TerkiniJambi.Com, – Sistem pungutan terhadap rakyat telah ada sejak ribuan tahun lalu—dari Mesir kuno hingga kebijakan kolonial yang memperkenalkan praktik pungutan terstruktur. Meski fungsi pajak untuk pembangunan sahih, kebijakan baru seperti kenaikan tarif sering memicu keresahan publik karena dampaknya terasa langsung pada daya beli rakyat.
1. Firaun: Pencetus bentuk awal pajak
Pada era Mesir kuno, pemerintahan firaun menerapkan pemungutan hasil panen, tekstil, bahkan tenaga kerja sebagai kontribusi kepada negara. Bentuk pungutan ini berfungsi membiayai proyek publik seperti pembangunan kanal, persediaan pangan, dan upaya pertahanan. Jadi, gagasan bahwa negara memungut sebagian produksi rakyat bukanlah hal baru — melainkan praktik yang telah berlangsung sejak peradaban awal.
“Sistem pungutan dilakukan berdasarkan kapasitas produksi—ladang subur dikenai lebih besar, sedangkan yang kurang subur dibebani lebih ringan.”
2. Raffles dan pajak modern di Nusantara
Ribuan tahun setelah Mesir, reformasi fiskal modern muncul dalam konteks kolonial. Ketika pemerintahan Inggris singkat memegang kendali atas sebagian Hindia Belanda pada awal abad ke-19, gagasan untuk mendirikan sumber pendapatan pemerintahan yang sistematis — termasuk pemungutan pajak — mulai dikodifikasi.

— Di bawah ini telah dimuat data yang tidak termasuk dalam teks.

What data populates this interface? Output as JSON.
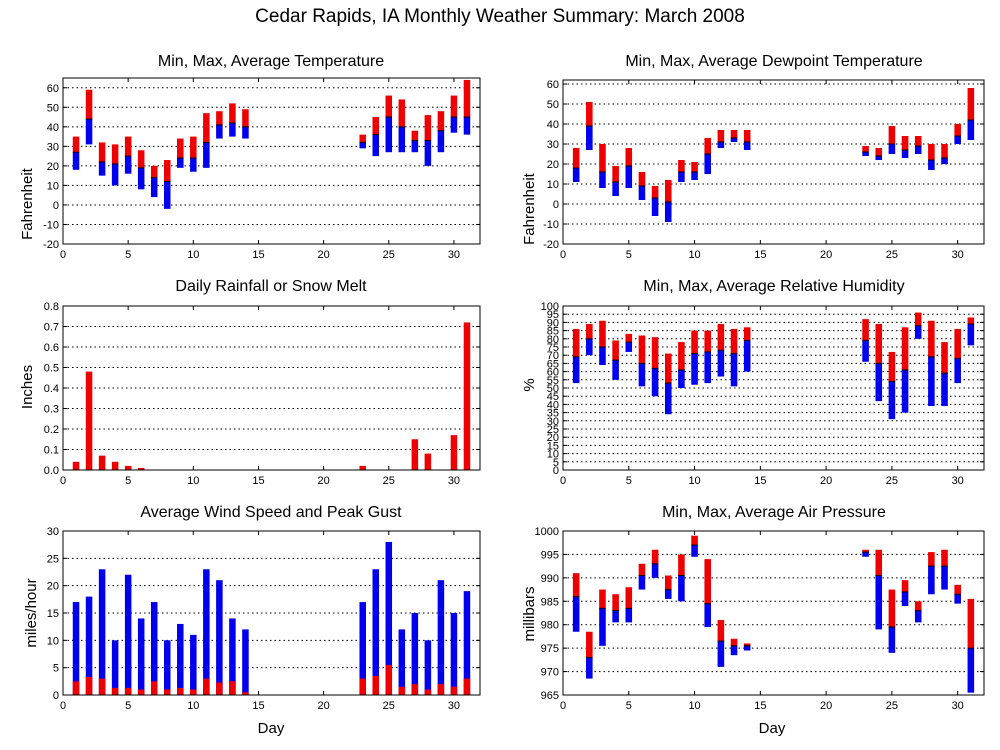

Pendekatan ini berbeda dari model monopolisme yang sering dipakai rezim kolonial sebelumnya.
3. Mengapa rakyat “menjerit” ketika pajak naik?
- Dampak langsung ke harga: Kenaikan pajak konsumsi atau PPN membuat harga barang dan jasa melonjak, terasa oleh konsumen sehari-hari.
- Kurangnya kepercayaan: Ketika transparansi belanja publik lemah, publik sulit menerima alasan kenaikan pajak.
- Ketidakmerataan beban: Tanpa mekanisme kompensasi atau bantuan sosial, kelompok berpendapatan rendah paling merasakan beban tambahan.